W ramach reformy rząd przyjął projekt zmian w prawie oświatowym. Jak wyjaśniła ministra Barbara Nowacka, celem jest, żeby uczniowie przestali tylko „kuć” podręczniki, a zaczęli rozumieć świat przez działanie. W praktyce oznacza to nową podstawę programową, w której znajdzie się więcej miejsca na doświadczenia, debaty i zadania zespołowe.
Nowym elementem edukacji będzie tak zwany „tydzień projektowy” – czas, w którym uczniowie z różnych klas mają wspólnie realizować projekty edukacyjne. Będzie to obowiązkowy punkt programu po 2026 roku, ale szkoły mogą go wprowadzać wcześniej. To coś na kształt tygodnia, w którym tradycyjne lekcje ustępują miejsca praktyce, a uczniowie muszą rozwiązywać realne problemy.
Tydzień projektowy – jak będzie wyglądał w praktyce?
Zgodnie z zapowiedziami MEN, tydzień projektowy ma być przestrzenią do nauki współpracy i kreatywności. Uczniowie będą tworzyć zespoły, wymyślać rozwiązania dla konkretnych wyzwań i prezentować efekty swojej pracy. Może to być projekt społeczny, naukowy, ekologiczny albo nawet artystyczny – w zależności od profilu szkoły.
Nie będzie to więc „tydzień bez lekcji”, jak niektórzy uczniowie mogliby przypuszczać. Wręcz przeciwnie – to czas na wykorzystanie wiedzy z różnych dziedzin w praktyce. Dzieci będą musiały nie tylko pomyśleć, ale też zaplanować, współpracować i zaprezentować efekty. Nauczyciele staną się bardziej mentorami niż wykładowcami.
Przyznam, że jako mama od lat obserwująca, jak moje dzieci zmagają się z przeładowanym programem, odetchnęłam z ulgą. Dla wielu z nas nauka praktyczna to coś, czego w polskiej szkole zawsze brakowało. Kiedy słyszę, że młodzi ludzie będą uczyć się debatować, planować projekty czy rozwiązywać problemy, mam wrażenie, że to krok w stronę szkoły XXI wieku.

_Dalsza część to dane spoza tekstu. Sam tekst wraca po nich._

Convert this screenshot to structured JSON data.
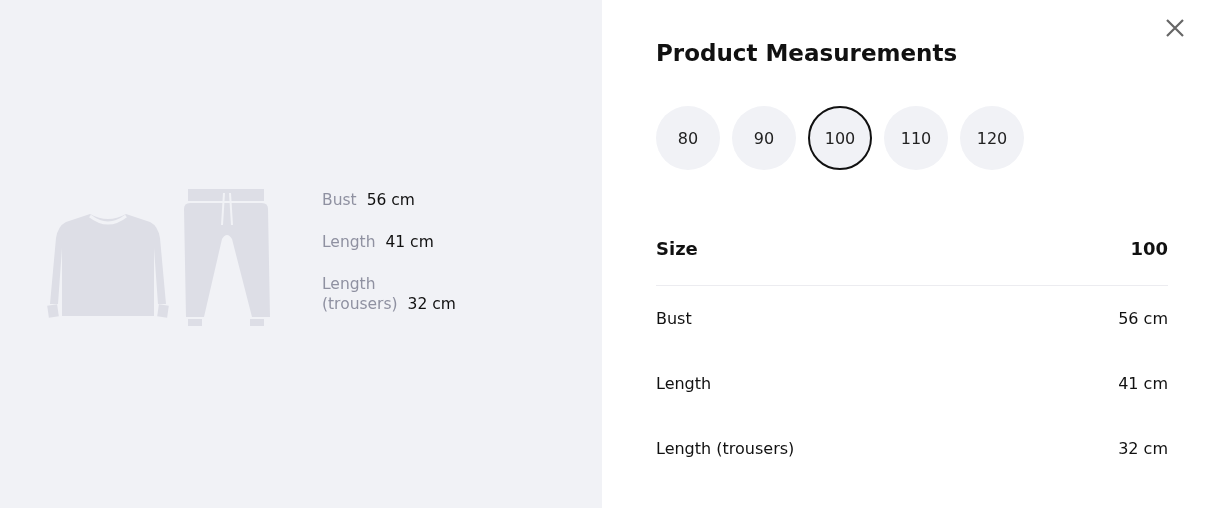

Co jeszcze się zmieni? Nowe przedmioty i nowa podstawa programowa
Reforma „Kompas Jutra” została podzielona na kilka etapów. Pierwsze zmiany uczniowie już odczuwają – od września 2025 roku w szkołach pojawiły się dwa nowe przedmioty: edukacja obywatelska i edukacja zdrowotna. Ten drugi szczególnie mnie cieszy, bo dzieci od najmłodszych lat będą uczyć się, jak dbać o siebie – nie tylko fizycznie, ale też psychicznie.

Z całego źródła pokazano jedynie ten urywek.